On Wed, Jul 10, 2024 at 04:17:02PM +0100, Marc Zyngier wrote:
Mark Brown broonie@kernel.org wrote:
- if (ctxt_has_gcs(ctxt)) {
Since this is conditioned on S1PIE, it should be only be evaluated when PIE is enabled in the guest.
So make ctxt_has_gcs() embed a check of ctxt_has_s1pie()?
ctxt_sys_reg(ctxt, GCSPR_EL1) = read_sysreg_el1(SYS_GCSPR);
ctxt_sys_reg(ctxt, GCSCR_EL1) = read_sysreg_el1(SYS_GCSCR);
ctxt_sys_reg(ctxt, GCSCRE0_EL1) = read_sysreg_s(SYS_GCSCRE0_EL1);
Why is this part of the EL1 context? It clearly only matters to EL0 execution, so it could be switched in load/put on nVHE as well. And actually, given that the whole thing is strictly for userspace, why do we switch *anything* eagerly at all?
GCS can also be used independently at EL1 (and EL2 for that matter), it's not purely for userspace even though this series only implements use in userspace. GCSPR_EL1 and GCSCR_EL1 control the use of GCS at EL1, not EL0, and the guest might be using GCS at EL1 even if the host doesn't.
GCSCRE0_EL1 is for EL0 though, it ended up here mainly because it's an _EL1 register and we are already context switching PIRE0_EL1 in the EL1 functions so it seemed consistent to follow the same approach for GCS. The _el1 and _user save/restore functions are called from the same place for both VHE and nVHE so the practical impact of the placement should be minimal AFAICT. Unlike PIRE0_EL1 GCSCRE0_EL1 only has an impact for code runnning at EL0 so I can move it to the _user functions.
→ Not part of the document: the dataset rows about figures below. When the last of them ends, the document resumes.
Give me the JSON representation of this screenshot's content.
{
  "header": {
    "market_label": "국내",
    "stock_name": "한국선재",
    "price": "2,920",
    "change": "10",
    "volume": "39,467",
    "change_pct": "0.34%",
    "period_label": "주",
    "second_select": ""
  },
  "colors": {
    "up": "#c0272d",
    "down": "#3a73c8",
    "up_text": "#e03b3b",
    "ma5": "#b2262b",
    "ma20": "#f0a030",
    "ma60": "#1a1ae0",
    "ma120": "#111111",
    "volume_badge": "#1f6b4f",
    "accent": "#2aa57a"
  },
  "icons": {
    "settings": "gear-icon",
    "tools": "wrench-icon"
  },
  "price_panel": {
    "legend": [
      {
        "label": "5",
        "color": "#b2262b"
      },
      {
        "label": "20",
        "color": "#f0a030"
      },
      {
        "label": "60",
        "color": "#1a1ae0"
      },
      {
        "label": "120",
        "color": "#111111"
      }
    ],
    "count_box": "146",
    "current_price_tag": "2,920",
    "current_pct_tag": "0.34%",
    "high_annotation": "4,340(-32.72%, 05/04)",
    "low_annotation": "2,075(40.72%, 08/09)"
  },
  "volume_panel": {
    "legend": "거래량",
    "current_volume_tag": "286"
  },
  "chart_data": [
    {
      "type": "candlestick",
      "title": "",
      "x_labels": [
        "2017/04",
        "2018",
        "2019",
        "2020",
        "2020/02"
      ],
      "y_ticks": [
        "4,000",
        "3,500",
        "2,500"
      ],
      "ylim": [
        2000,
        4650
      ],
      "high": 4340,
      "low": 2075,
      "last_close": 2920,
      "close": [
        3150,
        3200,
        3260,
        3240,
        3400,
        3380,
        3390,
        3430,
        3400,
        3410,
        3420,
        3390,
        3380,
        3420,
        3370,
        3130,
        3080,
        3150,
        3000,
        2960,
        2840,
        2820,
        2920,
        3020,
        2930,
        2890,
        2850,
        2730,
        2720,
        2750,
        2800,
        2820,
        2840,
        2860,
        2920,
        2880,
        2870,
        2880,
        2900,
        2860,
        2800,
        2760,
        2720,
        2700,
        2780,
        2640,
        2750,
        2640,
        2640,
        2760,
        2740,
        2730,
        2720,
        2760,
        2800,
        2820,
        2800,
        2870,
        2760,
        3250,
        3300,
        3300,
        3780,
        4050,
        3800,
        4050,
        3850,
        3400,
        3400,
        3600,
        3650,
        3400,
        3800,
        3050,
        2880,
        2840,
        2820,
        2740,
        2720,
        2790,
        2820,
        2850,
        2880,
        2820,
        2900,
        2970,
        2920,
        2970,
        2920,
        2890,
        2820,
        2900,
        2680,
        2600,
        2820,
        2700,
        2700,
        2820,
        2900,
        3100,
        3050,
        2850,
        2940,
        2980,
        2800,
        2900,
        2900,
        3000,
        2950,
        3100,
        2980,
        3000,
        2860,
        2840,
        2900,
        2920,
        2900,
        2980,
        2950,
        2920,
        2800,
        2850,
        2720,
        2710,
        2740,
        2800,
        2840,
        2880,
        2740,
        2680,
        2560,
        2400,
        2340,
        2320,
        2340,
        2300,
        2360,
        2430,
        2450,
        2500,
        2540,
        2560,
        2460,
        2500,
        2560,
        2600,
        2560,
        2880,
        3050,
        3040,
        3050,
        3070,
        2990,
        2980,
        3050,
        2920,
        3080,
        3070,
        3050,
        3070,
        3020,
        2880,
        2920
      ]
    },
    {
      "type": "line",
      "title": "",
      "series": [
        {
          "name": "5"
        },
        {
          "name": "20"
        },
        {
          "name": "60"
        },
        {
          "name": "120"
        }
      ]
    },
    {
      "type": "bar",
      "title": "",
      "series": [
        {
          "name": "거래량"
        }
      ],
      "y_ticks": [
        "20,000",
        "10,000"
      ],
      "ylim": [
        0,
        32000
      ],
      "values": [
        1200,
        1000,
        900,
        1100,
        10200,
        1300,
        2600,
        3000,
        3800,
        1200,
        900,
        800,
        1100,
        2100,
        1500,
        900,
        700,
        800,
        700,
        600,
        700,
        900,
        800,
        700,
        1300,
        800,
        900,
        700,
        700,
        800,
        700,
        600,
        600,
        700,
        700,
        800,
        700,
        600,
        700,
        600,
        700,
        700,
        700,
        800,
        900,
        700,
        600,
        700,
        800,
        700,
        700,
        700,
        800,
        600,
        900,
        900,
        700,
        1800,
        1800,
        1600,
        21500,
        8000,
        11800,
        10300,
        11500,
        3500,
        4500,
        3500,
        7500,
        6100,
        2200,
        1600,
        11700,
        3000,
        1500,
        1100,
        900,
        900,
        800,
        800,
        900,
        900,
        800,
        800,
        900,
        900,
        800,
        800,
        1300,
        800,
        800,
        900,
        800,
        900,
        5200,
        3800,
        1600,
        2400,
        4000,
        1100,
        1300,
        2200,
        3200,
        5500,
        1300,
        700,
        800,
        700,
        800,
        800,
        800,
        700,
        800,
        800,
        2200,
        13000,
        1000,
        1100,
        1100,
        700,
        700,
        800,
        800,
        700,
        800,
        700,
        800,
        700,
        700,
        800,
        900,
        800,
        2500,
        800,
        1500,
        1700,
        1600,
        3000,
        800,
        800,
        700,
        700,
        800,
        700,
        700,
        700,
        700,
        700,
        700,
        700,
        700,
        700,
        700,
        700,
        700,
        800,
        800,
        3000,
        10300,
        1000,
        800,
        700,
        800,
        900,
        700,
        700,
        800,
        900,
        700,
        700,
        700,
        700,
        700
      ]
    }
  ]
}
TBH I'm not following your comments about switching eagerly too here at all, where would you expect to see the switching done? You've said something along these lines before which prompted me to send a patch to only save the S1PIE registers if they'd been written to which you were quite reasonably not happy with given the extra traps it would cause:
https://lore.kernel.org/r/20240301-kvm-arm64-defer-regs-v1-1-401e3de92e97@ke...
but I'm at a loss as to how to make things less eager otherwise.
@@ -2306,7 +2323,8 @@ static const struct sys_reg_desc sys_reg_descs[] = { ID_AA64PFR0_EL1_GIC | ID_AA64PFR0_EL1_AdvSIMD | ID_AA64PFR0_EL1_FP), },
- ID_SANITISED(ID_AA64PFR1_EL1),
- ID_WRITABLE(ID_AA64PFR1_EL1, ~(ID_AA64PFR1_EL1_RES0 |
ID_AA64PFR1_EL1_BT)),
I don't know what you're trying to do here, but that's not right. If you want to make this register writable, here's the shopping list:
Yes, trying to make things writable. I do see we need to exclude more bits there and I'm not clear why I excluded BTI, looks like I forgot to add a TODO comment at some point and finish that off. Sorry about that.
In the linked mail you say you want to see all fields explicitly handled, could you be more direct about what such explicit handling would look like? I see a number of examples in the existing code like:
ID_WRITABLE(ID_AA64ZFR0_EL1, ~ID_AA64ZFR0_EL1_RES0),
ID_WRITABLE(ID_AA64ISAR0_EL1, ~ID_AA64ISAR0_EL1_RES0), ID_WRITABLE(ID_AA64ISAR1_EL1, ~(ID_AA64ISAR1_EL1_GPI | ID_AA64ISAR1_EL1_GPA | ID_AA64ISAR1_EL1_API | ID_AA64ISAR1_EL1_APA)),
which look to my eye very similar to the above, they do not visibliy explictly enumerate every field in the registers and given that there's a single mask specified it's not clear how that would look. If ID_WRITABLE() took separate read/write masks and combined them it'd be more obvious but it's just not written that way.